La voladura del Régimen del 78
Como no todo iba a ser llanto y rechinar de dientes, la crisis en Catalunya puede acabar logrando lo que parecía imposible: abrir los candados de la reforma constitucional, cerrada con más llaves que el sepulcro del Cid. En ese compromiso parece haber embarcado el PSOE al PP, y si finalmente es posible inaugurar un tiempo nuevo y se permite, como decía Jefferson, que los vivos y no los muertos sean los dueños del presente, la democracia española debería erigir un monumento al independentismo por los servicios prestados.
Llega tarde, quizás demasiado, pero la voladura controlada del llamado Régimen del 78 era una necesidad inaplazable. Es imposible disimilar por más tiempo los fétidos olores que se desprenden de una Constitución difunta que ya ni el formol es capaz de disimular. Se hizo vieja por falta de uso y ha terminado siendo el fortín de los privilegios de algunos y el papel mojado de los derechos del resto. Es lógico desconfiar de la voluntad real de algunos de acometer la catarsis, aunque una vez abierto el melón será difícil impedir que cada cual exija su porción del postre.
Por alguna extraña razón, modificar la Constitución se había convertido en una misión imposible, salvo para emprender esa vergonzosa reforma exprés en la que se anteponía el pago de la deuda al bienestar de la población. Todos los textos constitucionales del mundo podían cambiar menos la Biblia española, que parecía haber sido dictada por el Espíritu Santo al oído de siete señores, sus ponentes, y por eso nadie quería cometer el sacrilegio de alterar una sola coma del texto sagrado de la dichosa paloma. Cierto es que su blindaje desanima bastante. Modificar una palabra de su corpus principal no sólo requiere una mayoría de dos tercios del Congreso y del Senado sino que exige disolver las Cámaras para que las nuevas Cortes lo refrenden en idéntica proporción. De ahí que no sólo sea preciso el consenso sino hacer coincidir los cambios con el final de la legislatura por la resistencia natural de sus señorías a hacerse el haraquiri antes de tiempo.
La reforma se plantea inicialmente sobre el modelo territorial a la búsqueda de un traje de fiesta para permitir que Catalunya acuda al baile siempre que prometa regresar a casa antes de medianoche, pero forzosamente tendrá que complacer no sólo a los territorios sino también a los ciudadanos. Todo lo que no sea un verdadero proceso constituyente sonará a broma pesada. Ha de representar el fin de esas ficciones tan monas que aseguran a los parados de larga duración el derecho al trabajo y a los que viven debajo de un puente disponer de una vivienda digna. De nada vale tener un derecho que no puede ser reclamado ante los tribunales.

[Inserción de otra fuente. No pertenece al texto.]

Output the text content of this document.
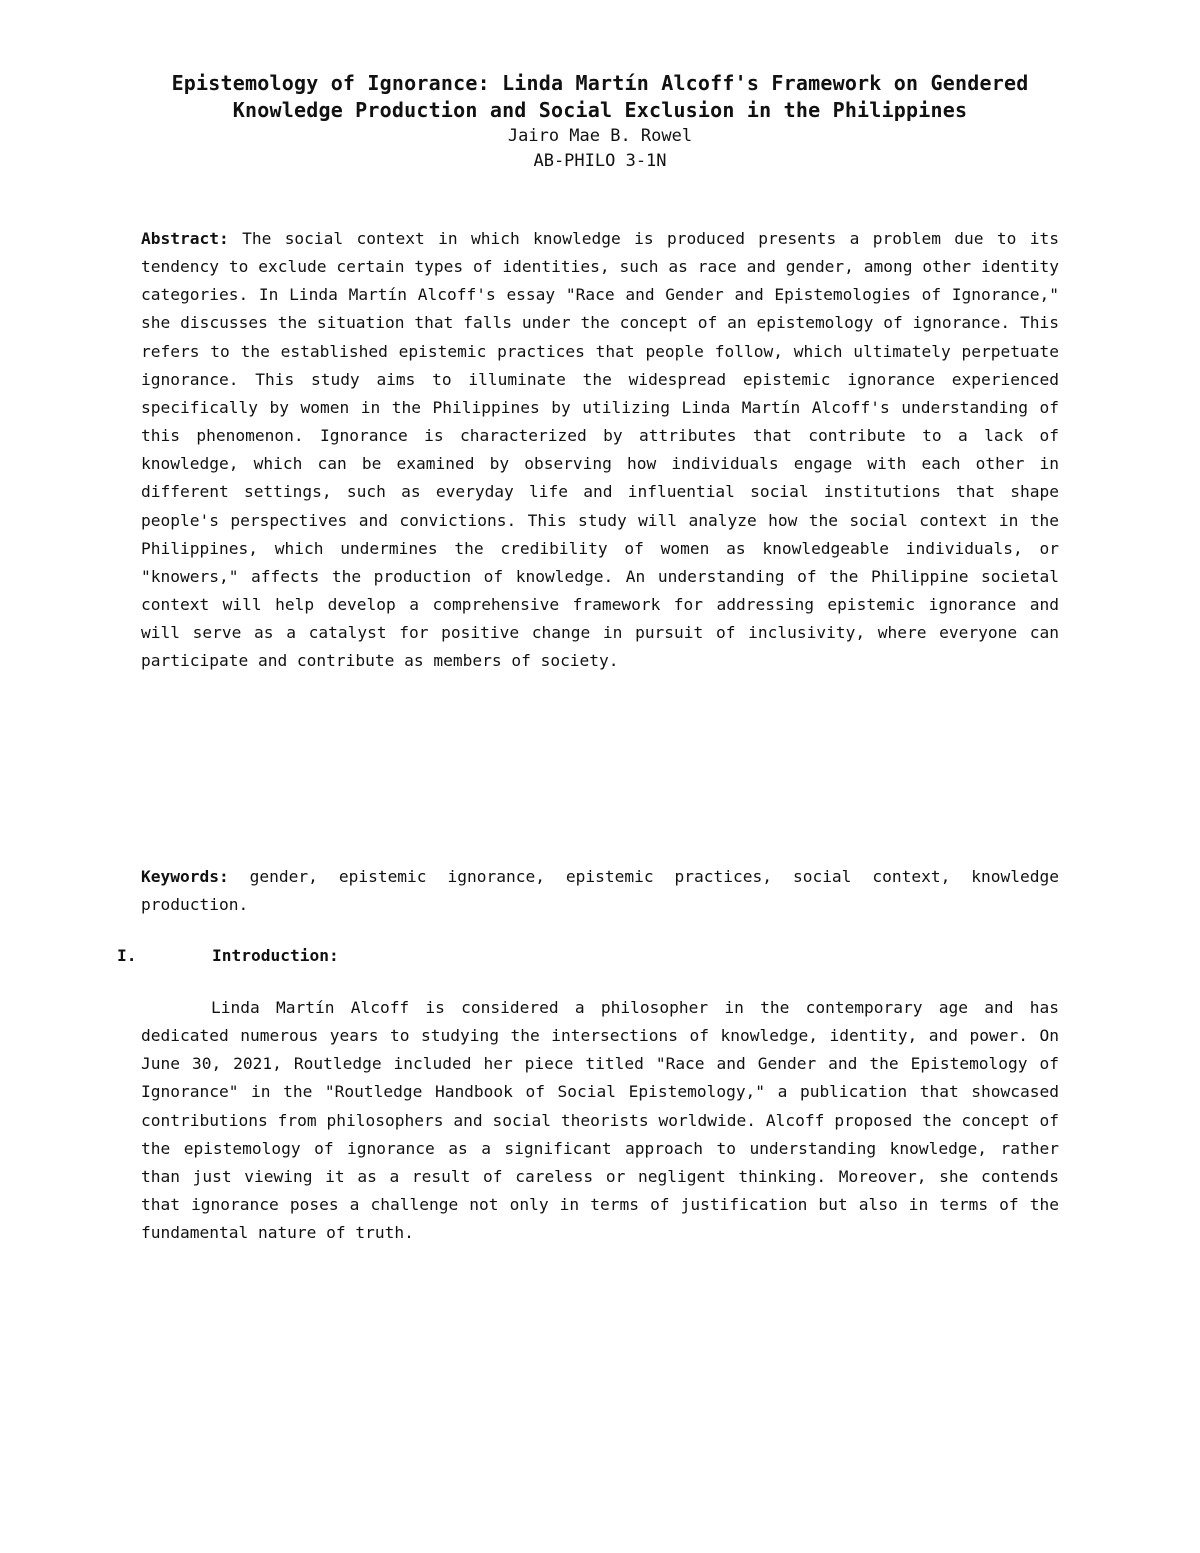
Epistemology of Ignorance: Linda Martín Alcoff's Framework on Gendered Knowledge Production and Social Exclusion in the Philippines

Jairo Mae B. Rowel

AB-PHILO 3-1N

Abstract: The social context in which knowledge is produced presents a problem due to its tendency to exclude certain types of identities, such as race and gender, among other identity categories. In Linda Martín Alcoff's essay "Race and Gender and Epistemologies of Ignorance," she discusses the situation that falls under the concept of an epistemology of ignorance. This refers to the established epistemic practices that people follow, which ultimately perpetuate ignorance. This study aims to illuminate the widespread epistemic ignorance experienced specifically by women in the Philippines by utilizing Linda Martín Alcoff's understanding of this phenomenon. Ignorance is characterized by attributes that contribute to a lack of knowledge, which can be examined by observing how individuals engage with each other in different settings, such as everyday life and influential social institutions that shape people's perspectives and convictions. This study will analyze how the social context in the Philippines, which undermines the credibility of women as knowledgeable individuals, or "knowers," affects the production of knowledge. An understanding of the Philippine societal context will help develop a comprehensive framework for addressing epistemic ignorance and will serve as a catalyst for positive change in pursuit of inclusivity, where everyone can participate and contribute as members of society.

Keywords: gender, epistemic ignorance, epistemic practices, social context, knowledge production.

I.	Introduction:

Linda Martín Alcoff is considered a philosopher in the contemporary age and has dedicated numerous years to studying the intersections of knowledge, identity, and power. On June 30, 2021, Routledge included her piece titled "Race and Gender and the Epistemology of Ignorance" in the "Routledge Handbook of Social Epistemology," a publication that showcased contributions from philosophers and social theorists worldwide. Alcoff proposed the concept of the epistemology of ignorance as a significant approach to understanding knowledge, rather than just viewing it as a result of careless or negligent thinking. Moreover, she contends that ignorance poses a challenge not only in terms of justification but also in terms of the fundamental nature of truth.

El objetivo inicial, por tanto, es renovar el Título VIII y acabar con ese café para todos que llevamos cuarenta años bebiendo y nos ha puesto como motos. Se verá entonces hasta dónde se está dispuesto a llegar en la descentralización y en el reconocimiento de un Estado que no puede ocultar por más tiempo una plurinacionalidad que, lejos de debilitarle, le robustece. ¿Que será imposible que el PP y la derecha en general suban a bordo en esa travesía? A veces recorriendo la frontera de lo posible se termina por poner un pie en lo improbable.
No ha de ser la única meta. Como se ha dicho aquí alguna vez, se ha de conceder a las nuevas generaciones su inalienable derecho a gobernarse, y ese es el que reclaman quienes nacieron después de 1978 y sólo han oído hablar de Fraga a Pablo Iglesias. En sus manos ha de estar, de entrada, elegir la forma del Estado, un debate que aterroriza a la monarquía mucho más que la secesión catalana.
Es legítimo dudar de que estemos ante una voluntad sincera de cambiar las cosas y que todo sea una simple maniobra de distracción. La mentira tendría las patas muy cortas. Sería el suicidio de un país que ya no se reconoce, al que hay que dar una salida y que está dispuesto a agarrar su futuro aunque sea por el cuello. De ahí el optimismo.